BACKGROUND: Although diffuse intrinsic pontine glioma (DIPG) carries the worst prognosis of all pediatric brain tumors, studies on prognostic factors in DIPG are sparse. To control for confounding variables in DIPG studies, which generally include relatively small patient numbers, a survival prediction tool is needed. METHODS: A multicenter retrospective cohort study was performed in the Netherlands, the UK, and Germany with central review of clinical data and MRI scans of children with DIPG. Cox proportional hazards with backward regression was used to select prognostic variables (P < .05) to predict the accumulated 12-month risk of death. These predictors were transformed into a practical risk score. The model's performance was validated by bootstrapping techniques. RESULTS: A total of 316 patients were included. The median overall survival was 10 months. Multivariate Cox analysis yielded 5 prognostic variables of which the coefficients were included in the risk score. Age ≤3 years, longer symptom duration at diagnosis, and use of oral and intravenous chemotherapy were favorable predictors, while ring enhancement on MRI at diagnosis was an unfavorable predictor. With increasing risk score categories, overall survival decreased significantly.

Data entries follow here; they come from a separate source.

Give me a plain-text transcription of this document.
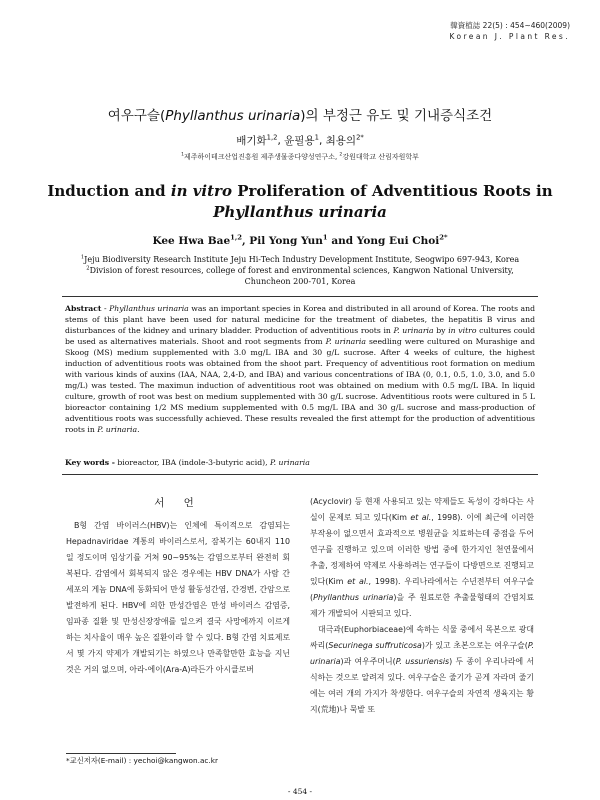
韓資植誌 22(5) : 454~460(2009)
Korean J. Plant Res.
여우구슬(Phyllanthus urinaria)의 부정근 유도 및 기내증식조건
배기화$^{1,2}$, 윤필용$^1$, 최용의$^{2*}$
$^1$제주하이테크산업진흥원 제주생물종다양성연구소, $^2$강원대학교 산림자원학부
Induction and in vitro Proliferation of Adventitious Roots in
Phyllanthus urinaria
Kee Hwa Bae$^{1,2}$, Pil Yong Yun$^1$ and Yong Eui Choi$^{2*}$
$^1$Jeju Biodiversity Research Institute Jeju Hi-Tech Industry Development Institute, Seogwipo 697-943, Korea
$^2$Division of forest resources, college of forest and environmental sciences, Kangwon National University,
Chuncheon 200-701, Korea
Abstract - Phyllanthus urinaria was an important species in Korea and distributed in all around of Korea. The roots and stems of this plant have been used for natural medicine for the treatment of diabetes, the hepatitis B virus and disturbances of the kidney and urinary bladder. Production of adventitious roots in P. urinaria by in vitro cultures could be used as alternatives materials. Shoot and root segments from P. urinaria seedling were cultured on Murashige and Skoog (MS) medium supplemented with 3.0 mg/L IBA and 30 g/L sucrose. After 4 weeks of culture, the highest induction of adventitious roots was obtained from the shoot part. Frequency of adventitious root formation on medium with various kinds of auxins (IAA, NAA, 2,4-D, and IBA) and various concentrations of IBA (0, 0.1, 0.5, 1.0, 3.0, and 5.0 mg/L) was tested. The maximun induction of adventitious root was obtained on medium with 0.5 mg/L IBA. In liquid culture, growth of root was best on medium supplemented with 30 g/L sucrose. Adventitious roots were cultured in 5 L bioreactor containing 1/2 MS medium supplemented with 0.5 mg/L IBA and 30 g/L sucrose and mass-production of adventitious roots was successfully achieved. These results revealed the first attempt for the production of adventitious roots in P. urinaria.
Key words - bioreactor, IBA (indole-3-butyric acid), P. urinaria
서 언

B형 간염 바이러스(HBV)는 인체에 특이적으로 감염되는 Hepadnaviridae 계통의 바이러스로서, 잠복기는 60내지 110일 정도이며 임상기를 거쳐 90~95%는 감염으로부터 완전히 회복된다. 감염에서 회복되지 않은 경우에는 HBV DNA가 사람 간세포의 게놈 DNA에 동화되어 만성 활동성간염, 간경변, 간암으로 발전하게 된다. HBV에 의한 만성간염은 만성 바이러스 감염증, 임파종 질환 및 만성신장장애를 일으켜 결국 사망에까지 이르게 하는 치사율이 매우 높은 질환이라 할 수 있다. B형 간염 치료제로서 몇 가지 약제가 개발되기는 하였으나 만족할만한 효능을 지닌 것은 거의 없으며, 아라-에이(Ara-A)라든가 아시클로버

(Acyclovir) 등 현재 사용되고 있는 약제들도 독성이 강하다는 사실이 문제로 되고 있다(Kim et al., 1998). 이에 최근에 이러한 부작용이 없으면서 효과적으로 병원균을 치료하는데 중점을 두어 연구를 진행하고 있으며 이러한 방법 중에 한가지인 천연물에서 추출, 정제하여 약제로 사용하려는 연구들이 다방면으로 진행되고 있다(Kim et al., 1998). 우리나라에서는 수년전부터 여우구슬(Phyllanthus urinaria)을 주 원료로한 추출물형태의 간염치료제가 개발되어 시판되고 있다.

대극과(Euphorbiaceae)에 속하는 식물 중에서 목본으로 광대싸리(Securinega suffruticosa)가 있고 초본으로는 여우구슬(P. urinaria)과 여우주머니(P. ussuriensis) 두 종이 우리나라에 서식하는 것으로 알려져 있다. 여우구슬은 줄기가 곧게 자라며 줄기에는 여러 개의 가지가 착생한다. 여우구슬의 자연적 생육지는 황지(荒地)나 묵밭 또

*교신저자(E-mail) : yechoi@kangwon.ac.kr
- 454 -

The model can distinguish between patients with very short, average, and increased overall survival (medians of 7.0, 9.7, and 13.7 mo, respectively). The area under the receiver operating characteristic curve was 0.68. CONCLUSIONS: We developed a DIPG survival prediction tool that can be used to predict the outcome of patients and for stratification in trials. Validation of the model is needed in a prospective cohort.